Triptosomewhere Contact | FAQ   
// racheljensen 

Get your own free travel journal
triptosomewhere

27th November, 2002 // Other
Week 10 - Rwanda: “Les Pays des Milles Collines”

For an intern in the Office of the Prosecutor at the ICTR, the biggest perk of the job is the chance to travel to Rwanda for an on-site mission by means of the UN aircraft (“the Beachcraft”). Seeing that our trial had adjourned on Wednesday and would remain as such until spring, my supervisors decided that this was a good time for me to go. So, I packed my bags and met the UN transport at a painful 7 a.m. on Friday morning (painful mostly because I had to drag my heavy duffel down the hill on the rocky dirt road to the main road at the obscene hour of 6:30 am). There were only four of us flying that day (two of us interns and two big wigs). As a result, each of us was able to monopolize two plush seats for our flying pleasure in the tiny 8-person plane that was awaiting us at Mount Kilimanjaro airport.

The morning was crisp and clear, the sky was a sharp blue, and the clouds were sparse and sinewy. As we ascended, we all reverently observed with quiet wonder the majestic curves of Mount Kili’s bust. Within minutes, we beheld a truly breathtaking site—the summit of Mount Kilimanjaro. Mount Kili has a broad flat summit with a snow-capped crown that shimmers in a manner that captures every subtle color in the sunrays reflecting off its brow. And, its presence is all the more commanding because Mount Kili is a freestanding mountain. Unlike the Himalayas where Everest constitutes only one of a string of beautiful mountain peaks, Mount Kili stands in solitude, towering over the brown savannah of the Tanzanian horizon. With its white, almost pinkish hue, Kili looks as though it was displaced from the Artic Circle during a blizzard storm and dumped in the middle of the Saharan desert. This contrast only enhances one’s awe, and it makes you wonder how its snowcapped peak doesn’t just melt under the intense heat of the African sun.

As we traveled westward, we came next to the jagged lines of Mount Meru, the often forgotten peak overlooking Arusha from the north. In contrast to the wide, white brow of Kili, Mount Meru is a deep gray mountain with a thin, delicate summit that cuts severely downward toward the west but slopes more gently to the east with the bulk of the mountain on its eastern side. Its complex, spidery lines compensate for its more limited stature, and it appears most striking on days like this, when its hard gray lines shine like the contours of pure steel against the crisp blue sky. But, this is not to say Meru has a Napoleonic complex; in fact, just below the clouds, I was trying to convince my fellow passengers that it was just as tall as Mount Kili. Of course, moments later, I was shown to be the fool when we ascended a bit higher above the clouds and only the broad smile of Mount Kili appeared smugly as to say, oh yeah, you think Meru has anything on me? Ha. I think not.

About this time, I involuntarily passed out. There’s something about the drone of a small plane’s engine under the bright sun that always does it to me. An hour later, I awoke to my friend Stephen (a Rwandan intern) tugging on my sleeve to be the first to welcome me to the outer atmosphere of his homeland.

We were flying over a huge park area called Parc Nacional de l’Akagera, which is a beautiful misty swampland with a number of scattered lakes. As we moved westward, I saw for the first time the countryside Rwanda is best known for—its countless forest green hillsides. For this, Rwanda is called, “Le Pays des Milles Collines,” or “The Land of a Thousand Hills.” As quickly as one appreciates the beauty of those hills, however, one immediately thinks of the tragedy witnessed by the same and might even recall the description coined by Pope John Paul II during his 1990 visit to Kigali: Rwanda is the land of “a thousand hills, a thousand problems, and a thousand solutions.”

It was with this sense of heaviness that I disembarked from the plane.
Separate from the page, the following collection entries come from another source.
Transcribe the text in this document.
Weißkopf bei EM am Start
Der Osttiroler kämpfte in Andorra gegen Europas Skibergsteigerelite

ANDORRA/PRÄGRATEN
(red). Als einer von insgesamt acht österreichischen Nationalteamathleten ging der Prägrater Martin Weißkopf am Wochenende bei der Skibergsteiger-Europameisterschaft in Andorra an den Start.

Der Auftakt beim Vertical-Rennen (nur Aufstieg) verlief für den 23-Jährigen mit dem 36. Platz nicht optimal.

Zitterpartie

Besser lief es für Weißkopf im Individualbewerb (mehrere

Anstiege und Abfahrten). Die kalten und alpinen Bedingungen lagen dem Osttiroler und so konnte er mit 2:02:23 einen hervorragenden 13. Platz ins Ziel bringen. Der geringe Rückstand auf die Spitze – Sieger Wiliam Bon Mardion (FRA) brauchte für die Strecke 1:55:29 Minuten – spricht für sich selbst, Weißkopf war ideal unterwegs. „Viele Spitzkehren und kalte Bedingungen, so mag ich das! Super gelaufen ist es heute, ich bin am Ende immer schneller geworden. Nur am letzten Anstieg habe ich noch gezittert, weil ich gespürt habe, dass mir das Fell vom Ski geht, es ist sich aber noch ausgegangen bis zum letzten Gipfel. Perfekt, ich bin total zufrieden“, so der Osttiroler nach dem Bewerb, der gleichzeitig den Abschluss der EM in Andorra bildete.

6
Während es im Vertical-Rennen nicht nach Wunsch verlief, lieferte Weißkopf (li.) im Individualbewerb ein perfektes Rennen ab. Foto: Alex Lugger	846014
Fittingly, it was raining. I peered out from the overhang of the Beachcraft’s cockpit door and thought: How many tears have been shed within a mile of this place? How many children have become orphaned, how many mothers have become widowed, and how many children have themselves become killers so close to the place I stand? If Stephen had not gently held out his hand to help me get down out of the plane with a reassuring smile, I don’t know if I could have even gone a step farther, so far was I already unraveled down the spiral of sadness for this land onto which I had not even stepped foot. Taking a deep breath, I grasped Stephen’s hand, took a step down, and planted my feet squarely onto Rwandan soil. I had arrived in the land of a thousand hills and ten times as many the tale of sorrow.